I really miss these miscreants of Joycean psychedelia. I guess I have to dig out the old records and take a trip back to the fun fair. Everybody likes to squeeze the wheeze!
posted by njohnson23 at 8:47 AM on December 20, 2016


if you have an iPhone, tell Siri "This is worker speaking. Hello"

LMFAO
posted by Johnny Wallflower at 9:14 AM on December 20, 2016


I really miss these miscreants of Joycean psychedelia.

So many fond memories. My favorite was Don't Crush That Dwarf, Hand Me The Pliers.

George:
...not in any way want to put myself in a confrontatory position either with the United Snakes, or with Them. And you can believe me, because I never lie and I'm always right. So wake up! [slap and baby crying] And take a look at your only logical choice. Me. George Tirebiter.

Voice Over:
Paid for by the Tirebiter For Political Solutions Committee, Sector R.
posted by Johnny Wallflower at 9:26 AM on December 20, 2016


There's also a wonderful moment where two of the albums, How Can You Be in Two Places at Once When You're Not Anywhere at All" and "Don't Crush That Dwarf, Hand Me the Pliers" connect with each other.

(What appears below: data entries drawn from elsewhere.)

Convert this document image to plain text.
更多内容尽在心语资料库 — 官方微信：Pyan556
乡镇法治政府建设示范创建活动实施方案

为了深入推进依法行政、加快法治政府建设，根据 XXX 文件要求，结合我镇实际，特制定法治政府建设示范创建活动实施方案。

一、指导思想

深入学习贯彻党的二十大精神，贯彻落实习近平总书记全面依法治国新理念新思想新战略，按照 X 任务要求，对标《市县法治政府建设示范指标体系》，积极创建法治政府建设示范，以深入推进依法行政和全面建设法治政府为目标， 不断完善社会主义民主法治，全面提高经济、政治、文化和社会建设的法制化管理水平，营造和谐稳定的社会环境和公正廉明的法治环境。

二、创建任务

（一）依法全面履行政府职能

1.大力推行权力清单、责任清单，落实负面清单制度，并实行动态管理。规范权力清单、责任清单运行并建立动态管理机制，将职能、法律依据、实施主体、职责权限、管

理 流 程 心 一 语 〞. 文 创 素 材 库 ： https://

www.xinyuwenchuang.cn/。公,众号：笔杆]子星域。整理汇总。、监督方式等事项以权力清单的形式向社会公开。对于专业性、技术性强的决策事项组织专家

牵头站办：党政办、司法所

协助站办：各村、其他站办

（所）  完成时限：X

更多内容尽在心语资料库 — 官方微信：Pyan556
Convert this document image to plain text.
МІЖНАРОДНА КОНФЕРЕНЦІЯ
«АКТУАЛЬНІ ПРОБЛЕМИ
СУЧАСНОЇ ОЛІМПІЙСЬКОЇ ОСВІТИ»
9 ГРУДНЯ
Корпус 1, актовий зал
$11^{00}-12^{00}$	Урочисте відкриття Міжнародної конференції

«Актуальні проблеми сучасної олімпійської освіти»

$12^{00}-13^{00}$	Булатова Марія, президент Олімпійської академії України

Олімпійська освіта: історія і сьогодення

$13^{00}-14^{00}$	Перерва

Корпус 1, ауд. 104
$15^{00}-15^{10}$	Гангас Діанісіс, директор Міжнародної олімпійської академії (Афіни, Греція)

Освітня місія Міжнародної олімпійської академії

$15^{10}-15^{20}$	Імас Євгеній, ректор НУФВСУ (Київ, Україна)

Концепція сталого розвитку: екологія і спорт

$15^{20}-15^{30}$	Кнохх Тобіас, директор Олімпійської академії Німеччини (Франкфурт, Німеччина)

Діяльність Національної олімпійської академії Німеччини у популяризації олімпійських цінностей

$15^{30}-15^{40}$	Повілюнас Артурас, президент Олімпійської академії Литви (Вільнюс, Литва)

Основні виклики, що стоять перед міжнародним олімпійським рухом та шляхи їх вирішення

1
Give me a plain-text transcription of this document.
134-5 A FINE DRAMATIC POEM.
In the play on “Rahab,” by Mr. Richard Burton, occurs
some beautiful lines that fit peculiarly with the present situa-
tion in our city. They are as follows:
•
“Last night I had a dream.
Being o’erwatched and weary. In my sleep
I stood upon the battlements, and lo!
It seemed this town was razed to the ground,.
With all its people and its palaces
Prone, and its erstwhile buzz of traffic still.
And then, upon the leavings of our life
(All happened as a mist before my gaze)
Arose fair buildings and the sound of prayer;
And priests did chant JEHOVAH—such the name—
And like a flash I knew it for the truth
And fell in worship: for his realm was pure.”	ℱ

In Dwarf the "listener" (who later morphs into an aged George Tirebiter) is watching TV and makes a call to order a pizza. He requests: "I'd like a large, no anchovies, please." The response on the other ends is: "Sorry, I spell my name Danger!" and the phone hangs up. That's Nick Danger from How Can You Be...
posted by Insert Clever Name Here at 11:06 AM on December 20, 2016 [3 favorites]


And lest we forget: Shoes for Industry! Shoes for the dead!
posted by rtimmel at 1:14 PM on December 20, 2016 [1 favorite]


Also ask Siri about the porridge bird.
posted by nonane at 3:31 PM on December 20, 2016


"Malmborg in Plano," say I.
posted by On the Corner at 4:04 AM on December 23, 2016


Let's talk about a Firesign Theater tarot.